The “bath salts” simulate drugs like methampethamine or cocaine. Anchorage Sen. Kevin Meyer has pre-field a bill outlawing them that should be coming up in Juneau in the upcoming 2012 legislative session.
The nudity seemed to mostly come up with this class of drugs. Messick shared a story from Anchorage of yet another naked suspect wearing nothing but a sock.
“Yes, it was on his foot,” she said.
Nudity denotes a state medical professionals refer to as “excited delirium.” Messick said that when officers and medics encounter this they need to be wary, because when a suspect freaks out he or she can often turn violent.
“When you go to a call and someone is acting very, very crazy and he doesn’t have any clothes on that should be ringing a bell,” she said.
When things go wrong with bath salts, one of the symptoms is usually a wildly increased body temperature.
“What they’re finding is they’re basically burning up,” Messick said.
Other products are sold as “room freshener” and some as “plant food.”
In a lot of cases, the federal government has outlawed the drugs. State laws are trying to catch up.
Except for Spice and K2, Alaska doesn’t have an analogous state law, which means that if the FBI and federal prosecutors were busting low-level users in Alaska there could be jail time attached to possessing the drugs.
Of course, the FBI is not doing that.
But since the drugs are listed as controlled substances, if a person is using one or the other of them and driving, state driving under the influence laws can come into play.
But the drug manufacturers are smart and know that changing just one little piece of the molecule of the drug’s active ingredient — making what is known in chemistry as an analogue or a homologue — is enough in most cases to avoid those laws.
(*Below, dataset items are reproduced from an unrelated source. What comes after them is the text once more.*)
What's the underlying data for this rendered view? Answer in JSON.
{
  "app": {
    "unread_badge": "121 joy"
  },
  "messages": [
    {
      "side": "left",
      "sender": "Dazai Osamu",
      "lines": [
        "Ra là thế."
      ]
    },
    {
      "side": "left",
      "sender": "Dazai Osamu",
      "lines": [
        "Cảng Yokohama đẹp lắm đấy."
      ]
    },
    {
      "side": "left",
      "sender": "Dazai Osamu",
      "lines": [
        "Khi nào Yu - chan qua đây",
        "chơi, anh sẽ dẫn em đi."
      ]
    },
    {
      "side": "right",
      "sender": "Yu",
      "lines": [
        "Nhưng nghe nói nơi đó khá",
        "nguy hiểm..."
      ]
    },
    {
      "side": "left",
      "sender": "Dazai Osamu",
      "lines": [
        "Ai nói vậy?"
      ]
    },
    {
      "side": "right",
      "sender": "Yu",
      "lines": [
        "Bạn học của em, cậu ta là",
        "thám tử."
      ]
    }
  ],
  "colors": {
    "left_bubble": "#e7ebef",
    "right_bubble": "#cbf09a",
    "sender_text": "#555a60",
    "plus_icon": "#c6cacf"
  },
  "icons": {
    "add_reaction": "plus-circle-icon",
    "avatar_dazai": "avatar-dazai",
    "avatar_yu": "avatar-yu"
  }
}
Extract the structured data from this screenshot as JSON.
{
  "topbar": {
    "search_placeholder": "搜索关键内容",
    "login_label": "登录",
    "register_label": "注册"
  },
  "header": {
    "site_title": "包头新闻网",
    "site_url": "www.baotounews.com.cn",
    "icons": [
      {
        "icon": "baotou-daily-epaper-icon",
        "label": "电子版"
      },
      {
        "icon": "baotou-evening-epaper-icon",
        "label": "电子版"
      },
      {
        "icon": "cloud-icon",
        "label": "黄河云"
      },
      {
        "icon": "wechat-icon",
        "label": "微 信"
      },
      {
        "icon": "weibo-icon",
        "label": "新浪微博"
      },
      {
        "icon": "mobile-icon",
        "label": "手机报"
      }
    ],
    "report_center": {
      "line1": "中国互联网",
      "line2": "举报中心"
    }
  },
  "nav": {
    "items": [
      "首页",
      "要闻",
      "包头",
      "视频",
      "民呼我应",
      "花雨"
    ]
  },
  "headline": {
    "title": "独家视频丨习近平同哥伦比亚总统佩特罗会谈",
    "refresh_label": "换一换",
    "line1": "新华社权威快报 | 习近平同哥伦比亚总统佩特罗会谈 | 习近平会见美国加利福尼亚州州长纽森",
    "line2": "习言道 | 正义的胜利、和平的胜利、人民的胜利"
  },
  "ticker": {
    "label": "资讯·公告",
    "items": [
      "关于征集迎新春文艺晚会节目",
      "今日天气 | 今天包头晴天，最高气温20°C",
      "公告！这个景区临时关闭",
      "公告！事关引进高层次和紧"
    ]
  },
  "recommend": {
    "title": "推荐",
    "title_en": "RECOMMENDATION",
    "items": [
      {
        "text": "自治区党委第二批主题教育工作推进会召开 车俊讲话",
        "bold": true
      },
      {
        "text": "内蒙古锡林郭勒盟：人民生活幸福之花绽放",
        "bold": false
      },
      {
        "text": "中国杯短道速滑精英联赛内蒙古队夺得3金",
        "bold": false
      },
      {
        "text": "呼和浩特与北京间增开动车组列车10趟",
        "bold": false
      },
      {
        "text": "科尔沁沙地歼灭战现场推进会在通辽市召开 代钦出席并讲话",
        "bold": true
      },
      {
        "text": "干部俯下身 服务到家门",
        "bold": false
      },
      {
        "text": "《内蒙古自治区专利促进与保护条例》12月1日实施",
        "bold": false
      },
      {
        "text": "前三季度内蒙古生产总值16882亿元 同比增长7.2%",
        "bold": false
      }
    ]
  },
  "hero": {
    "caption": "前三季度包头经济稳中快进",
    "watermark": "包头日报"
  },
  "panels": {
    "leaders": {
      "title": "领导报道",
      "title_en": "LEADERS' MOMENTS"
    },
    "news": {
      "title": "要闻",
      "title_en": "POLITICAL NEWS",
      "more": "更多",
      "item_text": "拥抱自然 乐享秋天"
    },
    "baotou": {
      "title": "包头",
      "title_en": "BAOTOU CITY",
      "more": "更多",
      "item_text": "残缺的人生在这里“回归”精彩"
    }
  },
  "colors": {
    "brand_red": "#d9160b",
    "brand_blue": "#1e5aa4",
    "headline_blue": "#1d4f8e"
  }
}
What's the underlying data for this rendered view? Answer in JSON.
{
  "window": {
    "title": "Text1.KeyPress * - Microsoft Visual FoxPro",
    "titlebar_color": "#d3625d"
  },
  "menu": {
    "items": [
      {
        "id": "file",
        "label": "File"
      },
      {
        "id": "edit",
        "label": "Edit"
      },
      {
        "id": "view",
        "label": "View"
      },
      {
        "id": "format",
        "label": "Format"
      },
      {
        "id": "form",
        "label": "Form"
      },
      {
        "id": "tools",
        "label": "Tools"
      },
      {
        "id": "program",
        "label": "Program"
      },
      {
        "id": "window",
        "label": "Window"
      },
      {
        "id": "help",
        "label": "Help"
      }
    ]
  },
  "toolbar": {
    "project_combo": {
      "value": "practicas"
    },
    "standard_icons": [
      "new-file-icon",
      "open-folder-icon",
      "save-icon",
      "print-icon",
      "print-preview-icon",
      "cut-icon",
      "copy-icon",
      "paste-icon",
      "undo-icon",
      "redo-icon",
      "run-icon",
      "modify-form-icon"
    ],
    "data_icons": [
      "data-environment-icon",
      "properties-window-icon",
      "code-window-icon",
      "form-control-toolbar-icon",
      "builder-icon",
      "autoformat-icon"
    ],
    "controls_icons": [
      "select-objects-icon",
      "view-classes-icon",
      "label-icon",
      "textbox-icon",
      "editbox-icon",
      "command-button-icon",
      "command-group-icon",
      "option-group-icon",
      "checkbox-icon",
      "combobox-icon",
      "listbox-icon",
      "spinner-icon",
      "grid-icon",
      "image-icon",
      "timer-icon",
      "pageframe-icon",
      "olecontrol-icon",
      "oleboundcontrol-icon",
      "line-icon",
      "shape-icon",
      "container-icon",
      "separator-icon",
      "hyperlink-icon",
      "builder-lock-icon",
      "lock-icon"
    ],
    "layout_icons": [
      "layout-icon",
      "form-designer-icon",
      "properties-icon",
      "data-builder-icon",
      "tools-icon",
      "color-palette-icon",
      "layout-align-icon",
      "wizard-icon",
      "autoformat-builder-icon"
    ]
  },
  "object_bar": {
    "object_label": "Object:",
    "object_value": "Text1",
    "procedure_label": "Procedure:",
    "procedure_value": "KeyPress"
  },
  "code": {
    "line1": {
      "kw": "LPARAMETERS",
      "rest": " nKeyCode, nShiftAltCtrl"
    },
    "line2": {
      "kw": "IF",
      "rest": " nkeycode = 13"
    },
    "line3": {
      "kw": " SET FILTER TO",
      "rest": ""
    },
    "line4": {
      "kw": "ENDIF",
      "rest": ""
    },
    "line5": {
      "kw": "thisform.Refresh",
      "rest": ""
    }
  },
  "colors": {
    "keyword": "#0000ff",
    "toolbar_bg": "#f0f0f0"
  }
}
Lawmakers are wary of passing laws outlawing all analogues and homologues for fear of running into constitutional questions if the law is deemed too broad.
Sgt. Rob Langendorfer with the Mat-Su Narcotics Team said at Tuesday’s meeting that his guys have even found packages of the drugs with stickers on them proclaiming they do not contain any of the illegal compounds.
Whether that’s false advertising is a question it would take chemists at an out of state laboratory to answer.
All of this leads to a pretty confusing set of circumstances for cops walking the beat.
Anthony, the Palmer cop who talked about dealing daily with a paranoid delusional man using synthetic drugs, asked what she should do. Without criminal charges, it’s essentially a medical problem.
“We do what we can to help them but the hospital just releases them again,” Anthony said.
“Your ER, all they’re going to do is stabilize them and kick them to the curb,” Messick said, suggesting that Anthony try some kind of non-criminal holding cell at the jail. This type of thing is more commonly known as a drunk-tank or sleep-off room.
“We’ve done that and then three or four hours later they’re climbing the walls and they’re pepper spraying them in the jail.”